Defusing the Antimatter Bomb

Defusing the Antimatter Bomb

A maniacal scheme by a ruthless villain. A desperate search for a time-bomb. A harrowing escape from destruction.

We’ve seen these plot devices repeated throughout the action/adventure genre. Obviously, the climaxes of popcorn flicks are rife with scientific inaccuracies. It drives my wife crazy when I point them out, but the unusual bomb set to blow Vatican City sky-high in the recent adaptation of Dan Brown’s thriller Angels & Demons deserves some discussion.

In this prequel to The Da Vinci Code, villains steal and attempt to use antimatter to destroy the Vatican. According to Einstein’s famous formula E = mc2 (where c is the speed of light), when antimatter encounters normal matter, both annihilate and convert all the mass into energy. The enormous energy released by this combination, particularly when involving x-rays and gamma-rays, highlights the catastrophic capabilities of antimatter. The bomb in the story is made from only a quarter-of-a-gram of antimatter (contained by magnetic fields). That may not seem like much, yet even that amount would pack a jolt equal to fifteen thousand tons TNT—similar to the firepower of the bombs dropped on Hiroshima and Nagasaki.

The use of a magnetic container in Angels & Demons demonstrates that the author put forth some effort to make the plot scientifically plausible. Nevertheless, TV’s MythBusters would have a field day with the story. For example, the hero uses a helicopter to harmlessly detonate the bomb in the sky over the Vatican. In reality, as demonstrated by the atomic bombs used in WWII, detonation a couple thousand feet in the air would maximize damage.

Unsurprisingly, the story’s plot relies on the antiquated premise that science and Christianity inherently conflict. But the history of antimatter in the universe shows signs of the fine-tuning expected of the biblical Creator. Even though antimatter composed nearly half the mass of the early universe, no significant concentrations of antimatter persist today. However, if the early universe had contained identical amounts of antimatter and matter, none of life’s building blocks would have remained.

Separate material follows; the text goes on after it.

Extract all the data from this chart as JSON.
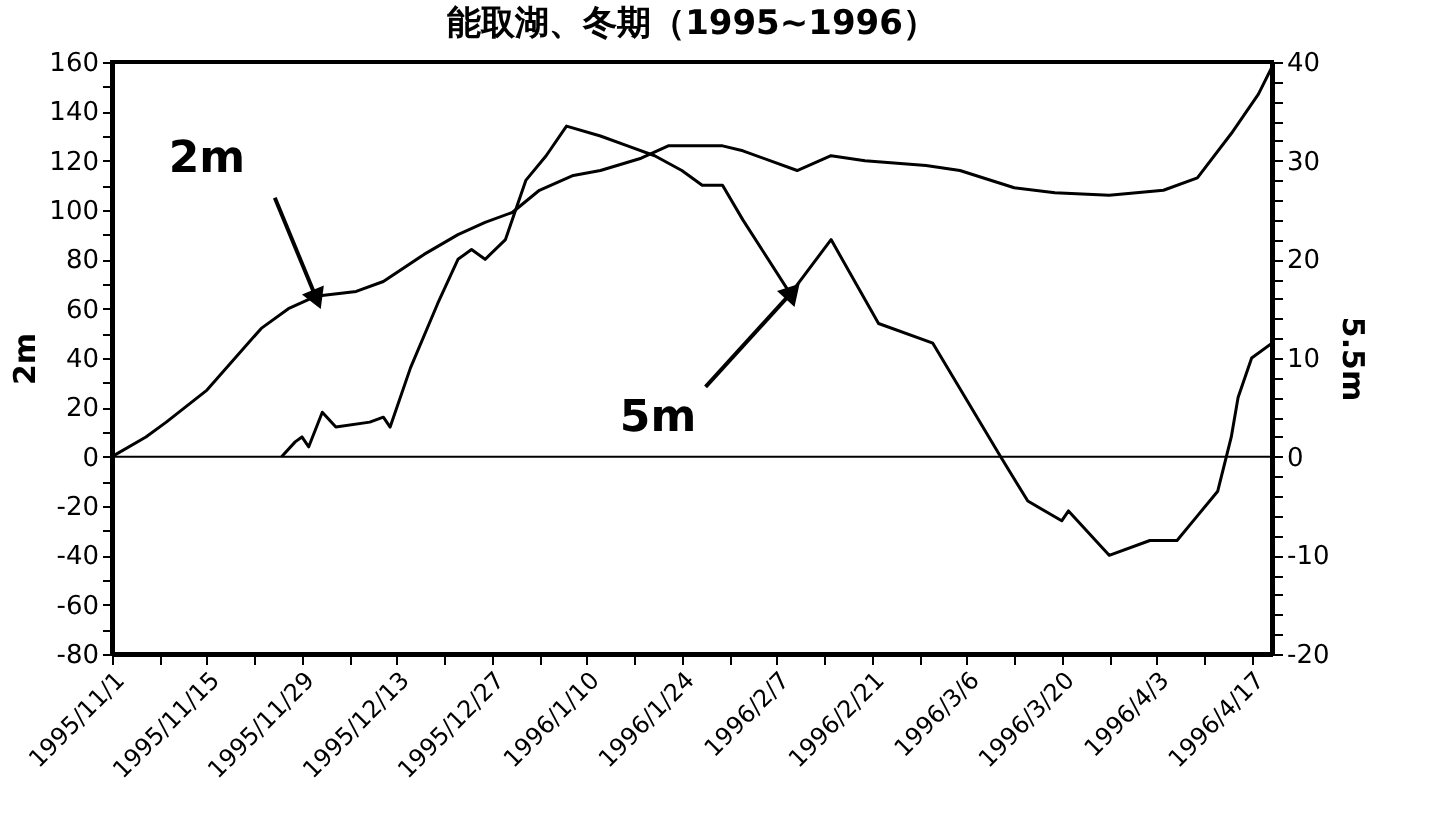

Almost every known process for making antimatter produces equal amounts of antimatter and matter. Yet for reasons still not understood by scientists, some process (or processes) in the early universe created only a billion particles of antimatter for every billion and one particles of matter. Subsequently, all the antimatter collided with matter annihilating the antimatter, leaving a universe with an abundance of matter to form life.